Wednesday, July 26, 2006

JED's Festival

Link to the Original Story: Festival - JED

This is one of my favorite attempts at SF. Okay, so I've only done like two, and I actually like the other one a little more, but still. I generally think the role of SF is to spin something so that you see it from a different angle. It isn't the heroic saga of fantasy, or the insightful artistry of SpecFic. It's just to make you go 'huh' about some element of the human condition. I hope that I accomplish that a little bit with this story. Of course, the main thing is that I hope the readers actually get that these guys are human. That's always a tricky thing when you're writing flash fic – how much to give away. Too much and it ends up reading like a plot outline, no fun there. Too little and everyone misses the subtle beauty of your genius. Er. Yeah. Anyway, these guys are human, and not only that they represent humans who have somehow adopted an alternating life history stage cycle. So there's a dark generation and a light generation, and never the twain will overlap substantially.

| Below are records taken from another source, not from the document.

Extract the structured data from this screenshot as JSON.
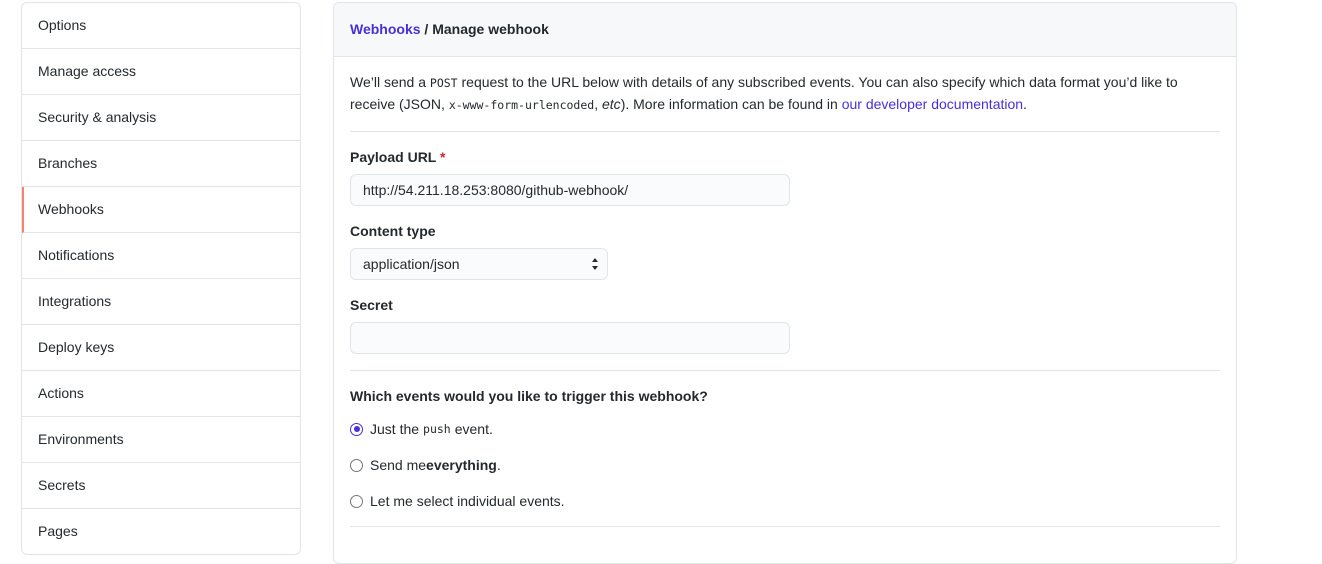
{
  "sidebar": {
    "items": [
      {
        "label": "Options"
      },
      {
        "label": "Manage access"
      },
      {
        "label": "Security & analysis"
      },
      {
        "label": "Branches"
      },
      {
        "label": "Webhooks"
      },
      {
        "label": "Notifications"
      },
      {
        "label": "Integrations"
      },
      {
        "label": "Deploy keys"
      },
      {
        "label": "Actions"
      },
      {
        "label": "Environments"
      },
      {
        "label": "Secrets"
      },
      {
        "label": "Pages"
      }
    ],
    "selected": "Webhooks"
  },
  "header": {
    "breadcrumb_link": "Webhooks",
    "separator": " / ",
    "current": "Manage webhook"
  },
  "intro": {
    "part1": "We’ll send a ",
    "code1": "POST",
    "part2": " request to the URL below with details of any subscribed events. You can also specify which data format you’d like to receive (JSON, ",
    "code2": "x-www-form-urlencoded",
    "part3": ", ",
    "etc": "etc",
    "part4": "). More information can be found in ",
    "link": "our developer documentation",
    "part5": "."
  },
  "form": {
    "payload_url_label": "Payload URL",
    "required_mark": "*",
    "payload_url_value": "http://54.211.18.253:8080/github-webhook/",
    "content_type_label": "Content type",
    "content_type_value": "application/json",
    "secret_label": "Secret",
    "secret_value": ""
  },
  "events": {
    "question": "Which events would you like to trigger this webhook?",
    "option1_pre": "Just the",
    "option1_code": "push",
    "option1_post": "event.",
    "option2_pre": "Send me ",
    "option2_bold": "everything",
    "option2_post": ".",
    "option3": "Let me select individual events.",
    "selected": "push"
  },
  "colors": {
    "accent": "#4a2fd9",
    "selected_indicator": "#f9826c",
    "required": "#cb2431",
    "border": "#e1e4e8"
  }
}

I'm not really certain what inspired me to write this for this pitch. I guess I was thinking about how most festivals originally had to do with astronomical cues and the changing of the seasons. How they were celebrations of renewed life and celebrations of lives already lived. I like that aspect here – that the dying embrace their death with a little bit of nostalgia for what is over, but a lot of hope for what is to come. Maybe some day I'll go back and expand on this one, give it a little more depth (maybe a lot more depth) and really flesh out these themes. In the mean time I will give you a little teaser (you deserve that if you actually read these things)…in a future story you'll get to see how JP handles the world I created here, and I pretty damn sure you'll like what he has to say

One of our themes here at the game is that we present to you writing at its rawest; this is what we come up with in a week’s time. If we get to edit it and polish it in that week, great, if not, too bad, it goes up as-is (minus copy-editing). Often, that’s a shame, and I think this piece is a good example of why. I love this world. The more I think about it, the more I love it. I love the duality, I love the characters, I love the story, I love everything about it. But man, will you look at that use of passive voice! I think one good edit would take this over that fine, fine line between cool and awesome, and who knows, maybe we’ll get that someday. Maybe even more.

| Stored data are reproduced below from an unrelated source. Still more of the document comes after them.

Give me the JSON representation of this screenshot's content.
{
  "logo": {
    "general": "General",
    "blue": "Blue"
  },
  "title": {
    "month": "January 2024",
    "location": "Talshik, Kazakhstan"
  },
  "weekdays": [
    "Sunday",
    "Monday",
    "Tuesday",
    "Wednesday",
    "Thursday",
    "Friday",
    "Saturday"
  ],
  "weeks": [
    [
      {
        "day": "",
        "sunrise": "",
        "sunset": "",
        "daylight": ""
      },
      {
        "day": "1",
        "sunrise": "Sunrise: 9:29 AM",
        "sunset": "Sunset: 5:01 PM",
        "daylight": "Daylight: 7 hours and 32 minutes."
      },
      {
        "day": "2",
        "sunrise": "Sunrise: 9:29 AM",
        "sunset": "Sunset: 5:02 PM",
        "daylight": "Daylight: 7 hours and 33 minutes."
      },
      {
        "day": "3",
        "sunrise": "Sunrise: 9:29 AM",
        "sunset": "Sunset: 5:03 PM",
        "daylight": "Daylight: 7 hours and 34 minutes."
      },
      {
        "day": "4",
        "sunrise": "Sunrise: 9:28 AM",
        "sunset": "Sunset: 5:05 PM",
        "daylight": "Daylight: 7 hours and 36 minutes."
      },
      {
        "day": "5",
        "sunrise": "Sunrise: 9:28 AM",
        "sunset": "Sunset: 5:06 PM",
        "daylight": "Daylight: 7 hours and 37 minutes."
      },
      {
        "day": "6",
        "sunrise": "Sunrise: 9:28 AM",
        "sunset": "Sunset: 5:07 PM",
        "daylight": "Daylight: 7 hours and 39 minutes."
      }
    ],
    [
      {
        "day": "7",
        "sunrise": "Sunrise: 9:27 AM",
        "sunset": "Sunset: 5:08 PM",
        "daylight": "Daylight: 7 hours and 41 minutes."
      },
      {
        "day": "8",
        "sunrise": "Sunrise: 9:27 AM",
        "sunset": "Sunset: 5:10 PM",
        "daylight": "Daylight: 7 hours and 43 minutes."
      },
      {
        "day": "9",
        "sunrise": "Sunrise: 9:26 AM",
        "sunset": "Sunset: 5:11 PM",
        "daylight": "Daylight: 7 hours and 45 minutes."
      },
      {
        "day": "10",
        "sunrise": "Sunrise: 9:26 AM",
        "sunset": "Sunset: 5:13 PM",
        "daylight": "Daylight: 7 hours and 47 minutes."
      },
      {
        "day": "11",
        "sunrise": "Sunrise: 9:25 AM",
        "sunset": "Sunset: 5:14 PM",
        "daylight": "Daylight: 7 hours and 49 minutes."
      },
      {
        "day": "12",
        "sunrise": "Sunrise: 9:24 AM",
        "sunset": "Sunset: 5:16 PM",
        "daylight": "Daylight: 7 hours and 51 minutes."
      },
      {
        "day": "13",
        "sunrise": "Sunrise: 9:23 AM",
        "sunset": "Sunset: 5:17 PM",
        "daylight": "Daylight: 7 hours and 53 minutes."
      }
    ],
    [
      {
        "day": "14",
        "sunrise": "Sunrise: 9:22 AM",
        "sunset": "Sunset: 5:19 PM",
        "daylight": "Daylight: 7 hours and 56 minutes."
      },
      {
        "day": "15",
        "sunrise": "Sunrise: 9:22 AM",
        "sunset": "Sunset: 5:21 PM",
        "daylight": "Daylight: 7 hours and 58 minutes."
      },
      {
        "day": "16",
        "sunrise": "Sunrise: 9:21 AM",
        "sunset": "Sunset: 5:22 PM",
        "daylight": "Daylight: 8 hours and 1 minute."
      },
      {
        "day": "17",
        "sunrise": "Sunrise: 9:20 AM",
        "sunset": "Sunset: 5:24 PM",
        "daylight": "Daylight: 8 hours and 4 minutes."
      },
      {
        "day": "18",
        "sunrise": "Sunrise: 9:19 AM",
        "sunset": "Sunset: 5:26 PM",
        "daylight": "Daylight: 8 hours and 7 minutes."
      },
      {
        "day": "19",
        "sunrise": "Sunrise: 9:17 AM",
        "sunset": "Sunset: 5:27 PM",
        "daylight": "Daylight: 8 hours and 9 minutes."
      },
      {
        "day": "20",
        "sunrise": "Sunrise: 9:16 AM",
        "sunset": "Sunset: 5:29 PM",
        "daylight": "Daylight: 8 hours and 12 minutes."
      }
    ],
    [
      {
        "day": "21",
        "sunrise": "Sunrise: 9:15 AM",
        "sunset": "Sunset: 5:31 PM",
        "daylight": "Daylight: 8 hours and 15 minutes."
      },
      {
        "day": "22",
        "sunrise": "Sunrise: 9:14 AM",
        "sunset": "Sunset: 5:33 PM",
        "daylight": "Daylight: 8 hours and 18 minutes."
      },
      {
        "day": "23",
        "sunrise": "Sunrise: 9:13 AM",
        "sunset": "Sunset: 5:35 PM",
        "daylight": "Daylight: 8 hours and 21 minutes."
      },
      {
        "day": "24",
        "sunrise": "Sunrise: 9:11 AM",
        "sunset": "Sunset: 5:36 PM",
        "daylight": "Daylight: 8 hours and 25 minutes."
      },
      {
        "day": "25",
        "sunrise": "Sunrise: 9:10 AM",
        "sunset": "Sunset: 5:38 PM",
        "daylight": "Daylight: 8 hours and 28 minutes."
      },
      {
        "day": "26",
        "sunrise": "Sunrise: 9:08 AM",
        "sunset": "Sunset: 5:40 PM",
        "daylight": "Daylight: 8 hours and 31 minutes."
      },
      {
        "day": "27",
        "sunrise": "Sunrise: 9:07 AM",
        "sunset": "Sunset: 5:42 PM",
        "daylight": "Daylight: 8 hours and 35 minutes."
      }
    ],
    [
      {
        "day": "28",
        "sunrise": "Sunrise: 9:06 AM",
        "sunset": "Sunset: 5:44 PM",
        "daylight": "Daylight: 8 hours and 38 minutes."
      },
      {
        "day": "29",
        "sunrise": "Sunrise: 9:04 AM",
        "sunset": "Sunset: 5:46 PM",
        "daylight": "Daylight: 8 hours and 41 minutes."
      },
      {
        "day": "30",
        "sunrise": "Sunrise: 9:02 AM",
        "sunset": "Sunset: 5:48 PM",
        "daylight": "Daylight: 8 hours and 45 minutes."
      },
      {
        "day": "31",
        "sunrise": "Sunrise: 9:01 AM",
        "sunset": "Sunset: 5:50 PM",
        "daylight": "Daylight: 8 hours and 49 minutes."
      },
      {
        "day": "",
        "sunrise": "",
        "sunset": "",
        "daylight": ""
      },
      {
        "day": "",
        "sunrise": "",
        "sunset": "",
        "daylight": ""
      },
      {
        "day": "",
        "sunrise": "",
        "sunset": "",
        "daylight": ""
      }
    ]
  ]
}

The other thing about this piece is that I totally didn’t understand what was happening the first time through. Then I read JED’s notes (yes, we actually make notes… if you’re good, we might show them to you sometime) and suddenly everything made sense. So if you didn’t get that we have here a race that lives on a planet with an enormously long day/night cycle, and that the race has a different and morphologically distinct generation for each part of that cycle, go back and read it again. Because it’s a really cool scifi world… maybe if we all ask nicely, JED will bring us more.

JP's Festival

Link to Original Story: Festival - JP

This is a great example of how the Game leads up to write interesting things we might never right otherwise. Sure, this story doesn’t stand up to the slightest bit of scrutiny, but it’s a fun piece to write, and hopefully a fun one to read quickly. Nothing novel about it, but I enjoyed taking on this style. I took inspiration from Borges’s “Death and the Compass,” a serious story that is actually chock full of weird meaning, in stark contrast to my own. The name Dread Scharlack is a nod to Borges’s villain, Red Scharlock.



I can't be certain, since I haven't read his comments yet, but I seem to remember that JP didn't like this story. Which, to be honest, I can understand. It's a little slow, and fairly blatant, with a theme that isn't the most original. But saying it isn't his best is still saying that it isn't HIS BEST. So it's still several notches above good. I enjoy the unusual, almost Holmsian setting, together with the interesting twist of complicity between hero and villain. Yes, it's been done, pointed out that the two need each other and that heroes need villains to keep on being heroes, publicity junkies that they are. But it's a nice spin on that, with a well played accent. Certainly, it's far from his best, but I still think it's a tasty little treat.